Capitalizing fact doesn't make it any more true, and y'know, I was alive back then and paying attention to the news; aside from the birther stuff, the scale of anti-Obama racial stuff was quite low.
It's no good going back and analyzing what happened then with the perspective of culture wars of today, because today wasn't then.
Maybe we've forgotten. Maybe some of us weren't old enough to remember. But we can go back and look at indicators like what the perceived state of race relations was, and Obama's election isn't even a blip (the article points out the actual turning point): https://news.gallup.com/poll/318851/perceptions-white-black-relations-sink-new-low.aspx
Maybe even though it didn't cause a blip in race relation perceptions, the Tea Party gathered all the racists without making more or making relations worse? No: there were a few racists but they were actively shunned early on (see, for instance, https://slate.com/news-and-politics/2010/08/five-myths-about-the-tea-party.html). And in the wake of that, the first black Senator was elected from the South: Tea Party-endorsed Republican Tim Scott (https://en.wikipedia.org/wiki/Tim_Scott)!

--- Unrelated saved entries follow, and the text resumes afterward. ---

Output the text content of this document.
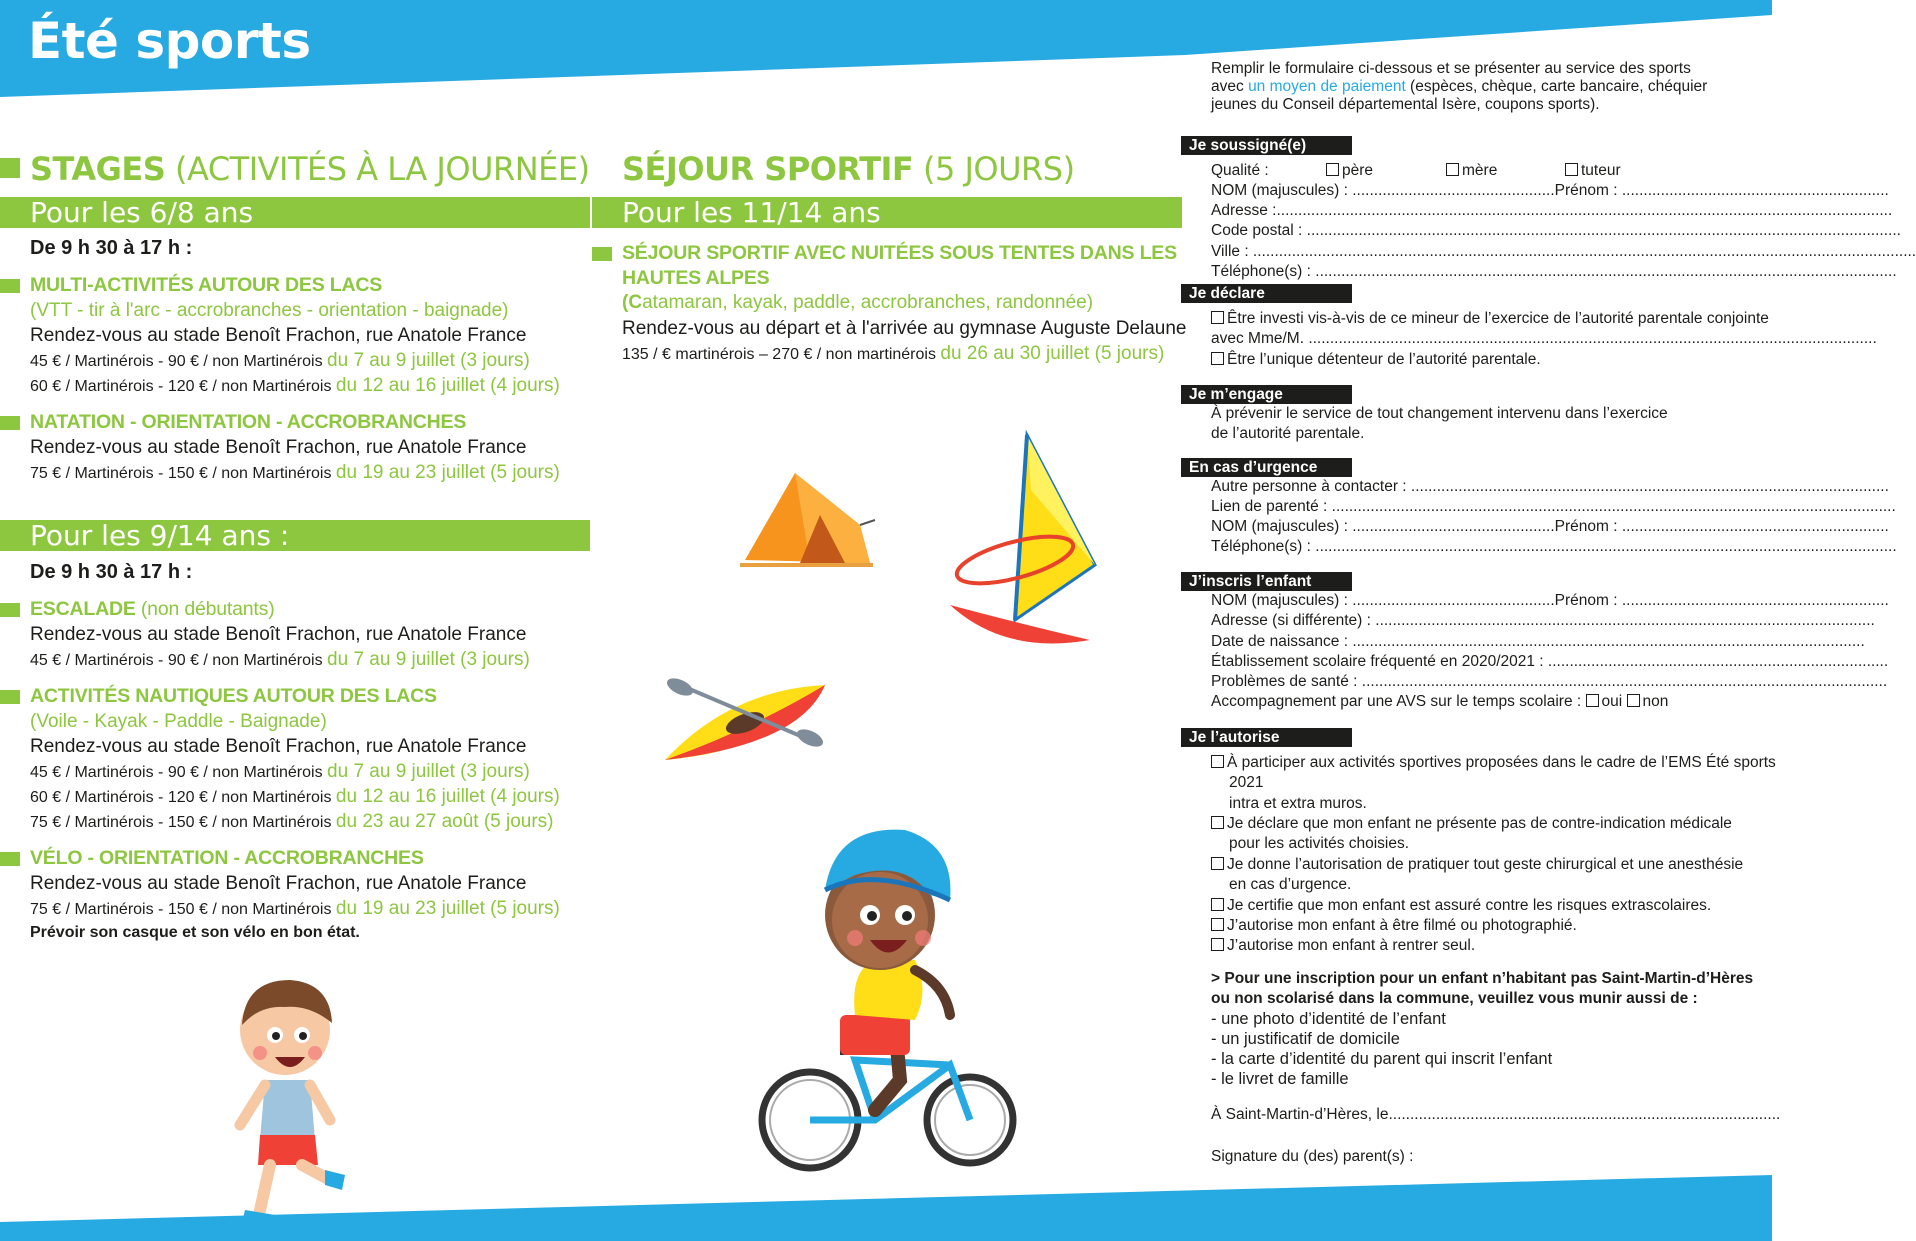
Été sports
STAGES (ACTIVITÉS À LA JOURNÉE)
Pour les 6/8 ans
De 9 h 30 à 17 h :
MULTI-ACTIVITÉS AUTOUR DES LACS
(VTT - tir à l'arc - accrobranches - orientation - baignade)
Rendez-vous au stade Benoît Frachon, rue Anatole France
45 € / Martinérois - 90 € / non Martinérois du 7 au 9 juillet (3 jours)
60 € / Martinérois - 120 € / non Martinérois du 12 au 16 juillet (4 jours)
NATATION - ORIENTATION - ACCROBRANCHES
Rendez-vous au stade Benoît Frachon, rue Anatole France
75 € / Martinérois - 150 € / non Martinérois du 19 au 23 juillet (5 jours)
Pour les 9/14 ans :
De 9 h 30 à 17 h :
ESCALADE (non débutants)
Rendez-vous au stade Benoît Frachon, rue Anatole France
45 € / Martinérois - 90 € / non Martinérois du 7 au 9 juillet (3 jours)
ACTIVITÉS NAUTIQUES AUTOUR DES LACS
(Voile - Kayak - Paddle - Baignade)
Rendez-vous au stade Benoît Frachon, rue Anatole France
45 € / Martinérois - 90 € / non Martinérois du 7 au 9 juillet (3 jours)
60 € / Martinérois - 120 € / non Martinérois du 12 au 16 juillet (4 jours)
75 € / Martinérois - 150 € / non Martinérois du 23 au 27 août (5 jours)
VÉLO - ORIENTATION - ACCROBRANCHES
Rendez-vous au stade Benoît Frachon, rue Anatole France
75 € / Martinérois - 150 € / non Martinérois du 19 au 23 juillet (5 jours)
Prévoir son casque et son vélo en bon état.
SÉJOUR SPORTIF (5 JOURS)
Pour les 11/14 ans
SÉJOUR SPORTIF AVEC NUITÉES SOUS TENTES DANS LES
HAUTES ALPES
(Catamaran, kayak, paddle, accrobranches, randonnée)
Rendez-vous au départ et à l'arrivée au gymnase Auguste Delaune
135 / € martinérois – 270 € / non martinérois du 26 au 30 juillet (5 jours)
Remplir le formulaire ci-dessous et se présenter au service des sports avec un moyen de paiement (espèces, chèque, carte bancaire, chéquier jeunes du Conseil départemental Isère, coupons sports).
Je soussigné(e)
Qualité :	père	mère	tuteur
NOM (majuscules) : ...............................................Prénom : ..............................................................
Adresse :...............................................................................................................................................
Code postal : ..........................................................................................................................................
Ville : ..........................................................................................................................................................
Téléphone(s) : .......................................................................................................................................
Je déclare
Être investi vis-à-vis de ce mineur de l’exercice de l’autorité parentale conjointe
avec Mme/M. ....................................................................................................................................
Être l’unique détenteur de l’autorité parentale.
Je m’engage
À prévenir le service de tout changement intervenu dans l’exercice
de l’autorité parentale.
En cas d’urgence
Autre personne à contacter : ...............................................................................................................
Lien de parenté : ...................................................................................................................................
NOM (majuscules) : ...............................................Prénom : ..............................................................
Téléphone(s) : .......................................................................................................................................
J’inscris l’enfant
NOM (majuscules) : ...............................................Prénom : ..............................................................
Adresse (si différente) : ....................................................................................................................
Date de naissance : .......................................................................................................................
Établissement scolaire fréquenté en 2020/2021 : ...............................................................................
Problèmes de santé : ..........................................................................................................................
Accompagnement par une AVS sur le temps scolaire : oui non
Je l’autorise
À participer aux activités sportives proposées dans le cadre de l’EMS Été sports
2021
intra et extra muros.
Je déclare que mon enfant ne présente pas de contre-indication médicale
pour les activités choisies.
Je donne l’autorisation de pratiquer tout geste chirurgical et une anesthésie
en cas d’urgence.
Je certifie que mon enfant est assuré contre les risques extrascolaires.
J’autorise mon enfant à être filmé ou photographié.
J’autorise mon enfant à rentrer seul.
> Pour une inscription pour un enfant n’habitant pas Saint-Martin-d’Hères
ou non scolarisé dans la commune, veuillez vous munir aussi de :
- une photo d’identité de l’enfant
- un justificatif de domicile
- la carte d’identité du parent qui inscrit l’enfant
- le livret de famille
À Saint-Martin-d’Hères, le...........................................................................................
Signature du (des) parent(s) :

In light of that, you need a lot more than caps to make your point that it was actually a racist reaction to Obama.
Now, this doesn't mean that the Tea Party was a good thing! Far from it--and the evidence-denying populism that it started did, I would argue, enable later more-racially-antagonistic behavior. But it wasn't a reaction to Obama being black, and it wasn't racist itself, as far as the evidence seems to show.
You have some other points which are good, and some other bad ones too, but this one is far enough off that it's worth pointing out.